Correction: In an earlier version of this story, student Kyle Wilson’s name was misspelled. The story has been updated.


Cooper Donovan, 11, attaches a brace to a car as part of the GoBabyGo project for children with disabilities. The car will be donated to a student with Down syndrome who has trouble moving. (Harrison Smith/The Washington Post)

Middle-schoolers don’t usually play with toy cars. But in a classroom in Arlington, Virginia, a group of sixth-graders gather around a plastic Lightning McQueen car, ready to rev it up.

The students not there to play with it, exactly, but to figure out how it works — and prepare the car for a driver who needs it.

Eight students from Gunston Middle School are rewiring the battery-powered car as part of GoBabyGo, a worldwide effort to help kids with disabilities move and play. The project helps kids around age 3 who have trouble moving on their own and who wouldn’t be able to drive the cars otherwise, whether because they can’t hit the accelerator or can’t sit securely.

“Other kids on the playground can say, ‘That’s a cool car; that’s not a wheelchair!’ ” says Skye Donovan, chairwoman of the physical therapy department at Marymount University. Donovan is teaching the students how to rewire electrical circuits with the help of their science teacher, Luzdary Chamorro.

Cole Galloway, a physical therapy professor at the University of Delaware and a friend of Donovan’s, co-founded GoBabyGo in 2006. He has provided instructional materials and posted YouTube videos to help teachers and students make these cars so that kids around the world can feel what it’s like to move quickly on their own.

Leila Greene, 11, and Abigail Herrada, 11, check the wiring on a toy car. Two cars are being donated to a pre-kindergarten program for Arlington students with disabilities. (Harrison Smith/The Washington Post)

The Gunston students are modifying two cars for kids with Down syndrome, a genetic disorder, at the Integration Station, a pre-kindergarten program for Arlington students with disabilities.

Gunston parents donated money to buy the cars, which cost about $200 each, including modifications.

“There’s a little button on the steering wheel that’s really hard to push,” says Donovan, referring to the car’s accelerator. “We can replace it with this big red button that can go anywhere.
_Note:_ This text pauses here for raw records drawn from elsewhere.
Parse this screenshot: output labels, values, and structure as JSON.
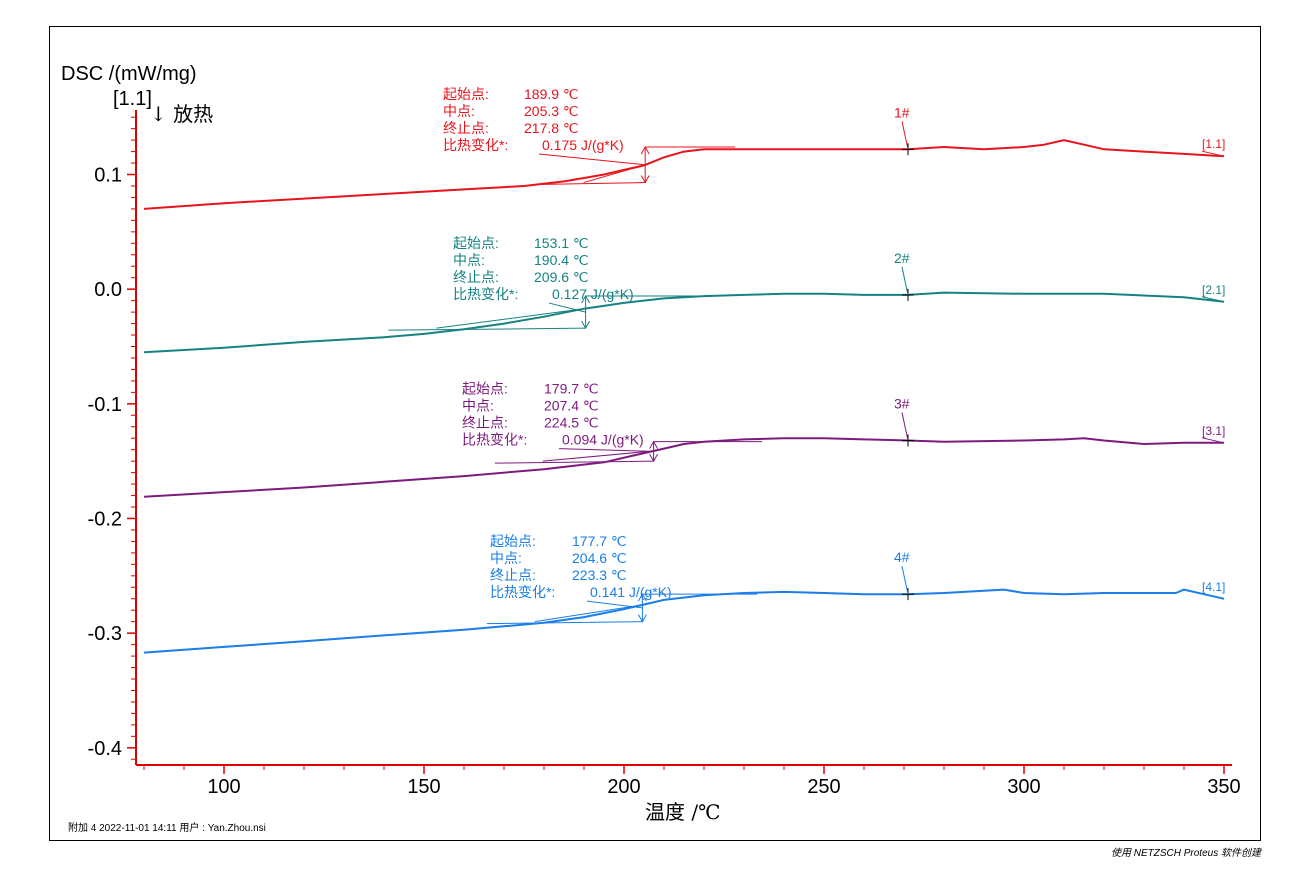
{
  "chart_data": {
    "type": "line",
    "title": "",
    "ylabel": "DSC /(mW/mg)",
    "xlabel": "温度 /℃",
    "segment_label": "[1.1]",
    "exo_label": "↓ 放热",
    "xlim": [
      78,
      352
    ],
    "ylim": [
      -0.415,
      0.165
    ],
    "x_ticks": [
      100,
      150,
      200,
      250,
      300,
      350
    ],
    "x_tick_labels": [
      "100",
      "150",
      "200",
      "250",
      "300",
      "350"
    ],
    "y_ticks": [
      0.1,
      0.0,
      -0.1,
      -0.2,
      -0.3,
      -0.4
    ],
    "y_tick_labels": [
      "0.1",
      "0.0",
      "-0.1",
      "-0.2",
      "-0.3",
      "-0.4"
    ],
    "grid": false,
    "axis_color": "#e00000",
    "series": [
      {
        "name": "1#",
        "tag": "[1.1]",
        "color": "#e8141b",
        "x": [
          80,
          100,
          120,
          140,
          160,
          175,
          185,
          190,
          195,
          200,
          205,
          210,
          215,
          220,
          225,
          240,
          260,
          271,
          280,
          290,
          300,
          305,
          310,
          315,
          320,
          330,
          340,
          350
        ],
        "y": [
          0.07,
          0.075,
          0.079,
          0.083,
          0.087,
          0.09,
          0.094,
          0.097,
          0.1,
          0.104,
          0.108,
          0.115,
          0.12,
          0.122,
          0.122,
          0.122,
          0.122,
          0.122,
          0.124,
          0.122,
          0.124,
          0.126,
          0.13,
          0.126,
          0.122,
          0.12,
          0.118,
          0.116
        ],
        "marker_x": 271,
        "annotation": {
          "labels": [
            "起始点:",
            "中点:",
            "终止点:",
            "比热变化*:"
          ],
          "values": [
            "189.9 ℃",
            "205.3 ℃",
            "217.8 ℃",
            "0.175 J/(g*K)"
          ],
          "onset_x": 189.9,
          "mid_x": 205.3,
          "end_x": 217.8,
          "step_low": 0.093,
          "step_high": 0.124
        }
      },
      {
        "name": "2#",
        "tag": "[2.1]",
        "color": "#168282",
        "x": [
          80,
          100,
          120,
          140,
          150,
          160,
          170,
          180,
          190,
          200,
          210,
          220,
          230,
          240,
          250,
          260,
          271,
          280,
          300,
          320,
          340,
          350
        ],
        "y": [
          -0.055,
          -0.051,
          -0.046,
          -0.042,
          -0.039,
          -0.035,
          -0.03,
          -0.024,
          -0.017,
          -0.012,
          -0.008,
          -0.006,
          -0.005,
          -0.004,
          -0.004,
          -0.005,
          -0.005,
          -0.003,
          -0.004,
          -0.004,
          -0.007,
          -0.011
        ],
        "marker_x": 271,
        "annotation": {
          "labels": [
            "起始点:",
            "中点:",
            "终止点:",
            "比热变化*:"
          ],
          "values": [
            "153.1 ℃",
            "190.4 ℃",
            "209.6 ℃",
            "0.127 J/(g*K)"
          ],
          "onset_x": 153.1,
          "mid_x": 190.4,
          "end_x": 209.6,
          "step_low": -0.034,
          "step_high": -0.006
        }
      },
      {
        "name": "3#",
        "tag": "[3.1]",
        "color": "#7d1a7d",
        "x": [
          80,
          100,
          120,
          140,
          160,
          180,
          195,
          205,
          210,
          215,
          220,
          230,
          240,
          250,
          260,
          271,
          280,
          300,
          310,
          315,
          320,
          330,
          340,
          350
        ],
        "y": [
          -0.181,
          -0.177,
          -0.173,
          -0.168,
          -0.163,
          -0.157,
          -0.151,
          -0.143,
          -0.139,
          -0.135,
          -0.133,
          -0.131,
          -0.13,
          -0.13,
          -0.131,
          -0.132,
          -0.133,
          -0.132,
          -0.131,
          -0.13,
          -0.132,
          -0.135,
          -0.134,
          -0.134
        ],
        "marker_x": 271,
        "annotation": {
          "labels": [
            "起始点:",
            "中点:",
            "终止点:",
            "比热变化*:"
          ],
          "values": [
            "179.7 ℃",
            "207.4 ℃",
            "224.5 ℃",
            "0.094 J/(g*K)"
          ],
          "onset_x": 179.7,
          "mid_x": 207.4,
          "end_x": 224.5,
          "step_low": -0.15,
          "step_high": -0.133
        }
      },
      {
        "name": "4#",
        "tag": "[4.1]",
        "color": "#1a7ee6",
        "x": [
          80,
          100,
          120,
          140,
          160,
          170,
          180,
          190,
          200,
          205,
          210,
          220,
          230,
          240,
          250,
          260,
          271,
          280,
          290,
          295,
          300,
          310,
          320,
          330,
          338,
          340,
          345,
          350
        ],
        "y": [
          -0.317,
          -0.312,
          -0.307,
          -0.302,
          -0.297,
          -0.294,
          -0.291,
          -0.286,
          -0.279,
          -0.275,
          -0.271,
          -0.267,
          -0.265,
          -0.264,
          -0.265,
          -0.266,
          -0.266,
          -0.265,
          -0.263,
          -0.262,
          -0.265,
          -0.266,
          -0.265,
          -0.265,
          -0.265,
          -0.262,
          -0.266,
          -0.27
        ],
        "marker_x": 271,
        "annotation": {
          "labels": [
            "起始点:",
            "中点:",
            "终止点:",
            "比热变化*:"
          ],
          "values": [
            "177.7 ℃",
            "204.6 ℃",
            "223.3 ℃",
            "0.141 J/(g*K)"
          ],
          "onset_x": 177.7,
          "mid_x": 204.6,
          "end_x": 223.3,
          "step_low": -0.29,
          "step_high": -0.266
        }
      }
    ]
  },
  "footer": "附加 4    2022-11-01 14:11    用户 : Yan.Zhou.nsi",
  "credit": "使用 NETZSCH Proteus 软件创建"
}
If the child’s had a stroke and can only move their arm a certain way, we’ll put it [in a place where they can reach it].”
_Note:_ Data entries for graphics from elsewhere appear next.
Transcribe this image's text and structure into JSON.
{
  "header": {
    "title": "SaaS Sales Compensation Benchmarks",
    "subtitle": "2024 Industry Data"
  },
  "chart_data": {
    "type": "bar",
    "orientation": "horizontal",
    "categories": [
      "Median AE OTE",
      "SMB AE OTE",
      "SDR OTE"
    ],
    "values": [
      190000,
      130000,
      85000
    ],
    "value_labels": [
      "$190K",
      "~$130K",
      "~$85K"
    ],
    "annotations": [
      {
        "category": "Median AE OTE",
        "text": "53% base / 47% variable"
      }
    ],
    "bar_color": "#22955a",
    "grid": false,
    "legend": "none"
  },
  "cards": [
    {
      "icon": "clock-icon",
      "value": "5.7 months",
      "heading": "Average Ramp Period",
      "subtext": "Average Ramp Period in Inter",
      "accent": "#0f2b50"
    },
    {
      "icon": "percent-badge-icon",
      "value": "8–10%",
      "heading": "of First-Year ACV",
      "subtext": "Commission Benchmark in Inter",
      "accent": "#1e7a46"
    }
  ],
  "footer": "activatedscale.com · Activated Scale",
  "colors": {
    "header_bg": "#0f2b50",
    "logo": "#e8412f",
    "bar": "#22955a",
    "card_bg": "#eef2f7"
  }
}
The students also add a kill switch, or emergency stopping device, to the back of the car for parents to use, along with a brace that keeps the driver from falling out.

“It’s a cool way to help kids with disabilities get around,” says Kyle Wilson, 11, who uses a drill to attach a brace made of plastic pipes to the back of the second car. “And it’s a cool way to get involved with your friends.”

It takes about 2  1 / 2 hours to do the first car, but Donovan says that once students learn the process they can finish a car in about an hour. Next week, they’ll teach other Gunston students how it’s done as part of an after-school science club.

For now, though, they’re stuck trying to figure out the wiring of the first McQueen car. Parker Friedli, 11, diagrams its red and black wires in a pencil drawing to try and figure out what wire goes where.

“We got it!” she yells as the car lurches into motion. It turns out one of the connections was loose.

But there’s just one problem: The car moves only backward. Friedli and her crew let out a groan before getting back to work. It’ll take just a simple fix — more tweaking with the wires on the car’s big red “go” button — but soon the car will be ready for an Integration Station student to take a ride.